Villeneuve’s death stunned the F1 community. So moved was Enzo Ferrari upon hearing of Villeneuve’s death that he openly wept, commenting that Villeneuve’s “…fatality has deprived us of a great champion – one that I loved very much.”
Twenty years later, I look back at the circumstances that led up to his death and I’m startled by some of the parallels to recent events in F1. Part of Villeneuve’s fire to regain the pole that fateful day was a burning desire to beat his teammate – in fact, to punish him. Villeneuve and Pironi had been both teammates and close friends up until the preceding race at Imola. In what is now classic Ferrari tradition, team orders had dictated that whoever led the race with 10 laps to go, would be the winner and would not be challenged by his teammate. Villeneuve led the race with 10 laps to go, and so backed off to save his car, only to be passed by Pironi and pipped for the victory. It was obvious on the winner’s rostrum that he was furious and in fact the two friends never spoke again. The next race was Zolder and Villeneuve intended to be number 1, at all costs.

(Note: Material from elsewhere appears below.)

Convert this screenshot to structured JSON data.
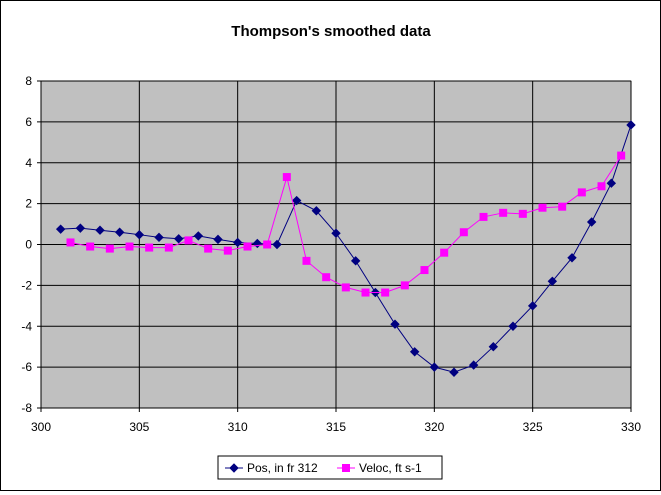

In many respects, those team orders created a set of circumstances that may have contributed to his death. In retrospect, it is ironic that another set of Ferrari team orders in 1979 forced Villeneuve to hand over victory at Monza to Scheckter, thus gifting the South African the championship that Villeneuve could have claimed for himself. These calculated “chess-like moves” seem all the more salient this month, in light of the furor over the Ferrari team orders that recently forced Rubens Barichello to hand over the Austrian Grand Prix to Michael Schumacher.
Recalling this anniversary makes me realize how much I miss Villeneuve – it also makes me realize how much I miss F1 races that are riveting to watch.